In theory, cell-line developers should insert more of the light-chain gene into cells to assure that light-chain folding, the first step in antibody assembly, occurs correctly. The question is, how much? An overabundance of light chain means the cell spends inordinate energy making and assembling it; if there is not enough light chain available, then antibody production falls.

Creating Custom Cell Lines

Stem cell optimization will become more important as these cells gain wider acceptance in R&D. “Many of the things we do, before the customer gets our cells, are similar to what occurs in any cell-line optimization,” says John Hambor, Ph.D., CEO of Cell Design. The company utilizes stem cell lines to generate physiologically relevant human and animal cell lines used in drug discovery.

Cell Design offers numerous human cell types: neuronal, hepatic, mesenchymal, and others derived from the appropriate stem cells. Further differentiation into subtypes of somatic cells is also possible. Finally, the company can optimize cells for various phenotypes, for example, expression of GPCRs, transporters, ion channels, or any other trait useful in drug discovery. These traits are produced by changing culture conditions—growth factors, cell densities, the extracellular matrix, and time to differentiation to name a few.
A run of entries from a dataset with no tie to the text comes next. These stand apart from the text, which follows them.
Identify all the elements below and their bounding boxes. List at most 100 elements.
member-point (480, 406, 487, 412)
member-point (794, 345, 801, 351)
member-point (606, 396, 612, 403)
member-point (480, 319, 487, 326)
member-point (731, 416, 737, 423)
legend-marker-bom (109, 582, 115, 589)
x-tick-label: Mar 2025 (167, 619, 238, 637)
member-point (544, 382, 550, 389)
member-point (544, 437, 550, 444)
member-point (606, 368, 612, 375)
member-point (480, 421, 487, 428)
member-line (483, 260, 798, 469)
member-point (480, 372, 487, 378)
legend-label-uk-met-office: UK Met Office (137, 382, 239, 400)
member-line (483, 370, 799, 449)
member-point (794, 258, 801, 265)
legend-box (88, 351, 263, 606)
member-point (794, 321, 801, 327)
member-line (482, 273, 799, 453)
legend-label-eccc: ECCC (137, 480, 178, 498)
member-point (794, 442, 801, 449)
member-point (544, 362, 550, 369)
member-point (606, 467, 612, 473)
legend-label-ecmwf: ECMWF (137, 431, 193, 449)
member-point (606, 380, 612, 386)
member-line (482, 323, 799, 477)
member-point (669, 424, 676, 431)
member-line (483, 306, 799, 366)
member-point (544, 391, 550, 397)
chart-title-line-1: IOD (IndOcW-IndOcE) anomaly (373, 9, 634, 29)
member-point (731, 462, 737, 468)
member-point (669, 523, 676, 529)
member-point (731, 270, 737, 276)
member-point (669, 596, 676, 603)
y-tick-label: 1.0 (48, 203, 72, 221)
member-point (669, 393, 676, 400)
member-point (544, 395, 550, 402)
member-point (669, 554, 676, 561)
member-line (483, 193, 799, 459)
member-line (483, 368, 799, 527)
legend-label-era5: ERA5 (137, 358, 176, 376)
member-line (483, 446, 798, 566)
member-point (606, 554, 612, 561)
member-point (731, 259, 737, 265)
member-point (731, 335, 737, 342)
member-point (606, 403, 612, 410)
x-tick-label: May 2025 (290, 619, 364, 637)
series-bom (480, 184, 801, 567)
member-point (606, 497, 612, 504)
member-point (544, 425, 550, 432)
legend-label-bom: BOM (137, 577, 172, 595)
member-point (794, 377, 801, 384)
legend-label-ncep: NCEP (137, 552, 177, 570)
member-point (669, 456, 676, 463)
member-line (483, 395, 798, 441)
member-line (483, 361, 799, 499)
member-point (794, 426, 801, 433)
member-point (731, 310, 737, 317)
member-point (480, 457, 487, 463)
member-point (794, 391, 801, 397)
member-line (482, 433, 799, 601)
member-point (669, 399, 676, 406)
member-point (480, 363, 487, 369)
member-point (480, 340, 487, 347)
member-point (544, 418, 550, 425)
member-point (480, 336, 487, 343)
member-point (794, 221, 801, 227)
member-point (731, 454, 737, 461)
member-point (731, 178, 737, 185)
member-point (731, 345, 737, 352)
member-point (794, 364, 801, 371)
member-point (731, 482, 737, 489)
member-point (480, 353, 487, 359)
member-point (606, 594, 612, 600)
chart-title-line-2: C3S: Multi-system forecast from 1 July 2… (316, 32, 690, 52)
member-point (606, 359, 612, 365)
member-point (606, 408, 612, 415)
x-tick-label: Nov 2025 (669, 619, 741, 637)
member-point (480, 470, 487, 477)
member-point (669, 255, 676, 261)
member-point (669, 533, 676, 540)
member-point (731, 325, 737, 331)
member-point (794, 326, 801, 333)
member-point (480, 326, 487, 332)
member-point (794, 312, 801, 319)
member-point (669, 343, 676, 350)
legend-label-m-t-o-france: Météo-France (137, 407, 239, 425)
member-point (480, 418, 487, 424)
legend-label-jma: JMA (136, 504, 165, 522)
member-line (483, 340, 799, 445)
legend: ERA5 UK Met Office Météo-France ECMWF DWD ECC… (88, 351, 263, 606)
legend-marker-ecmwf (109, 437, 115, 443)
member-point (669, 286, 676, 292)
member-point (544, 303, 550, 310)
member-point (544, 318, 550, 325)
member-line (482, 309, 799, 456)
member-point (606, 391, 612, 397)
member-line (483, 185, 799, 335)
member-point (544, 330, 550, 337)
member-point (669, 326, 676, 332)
No recipe exists for programming most traits into stem cells. “It’s an empirical science,” notes Dr. Hambor. Researchers obtain cues from the literature, but progress is generally made through trial and error. Once a method is established for a cell line and a trait, it may serve as the springboard for further optimization.

Predictable proliferation, from research through industrial scale, is key to the stem cell business, explains Dr. Hambor. “If you can’t expand these cells they are not of much use. It takes a great deal of expertise to control the process, to repeat it reproducibly.”

One of the Cell Design’s current projects is to create stem cell collections for various cell and tissue types that reflect the genetic makeup of large populations. This project could transform how companies perform cell-based drug discovery assays.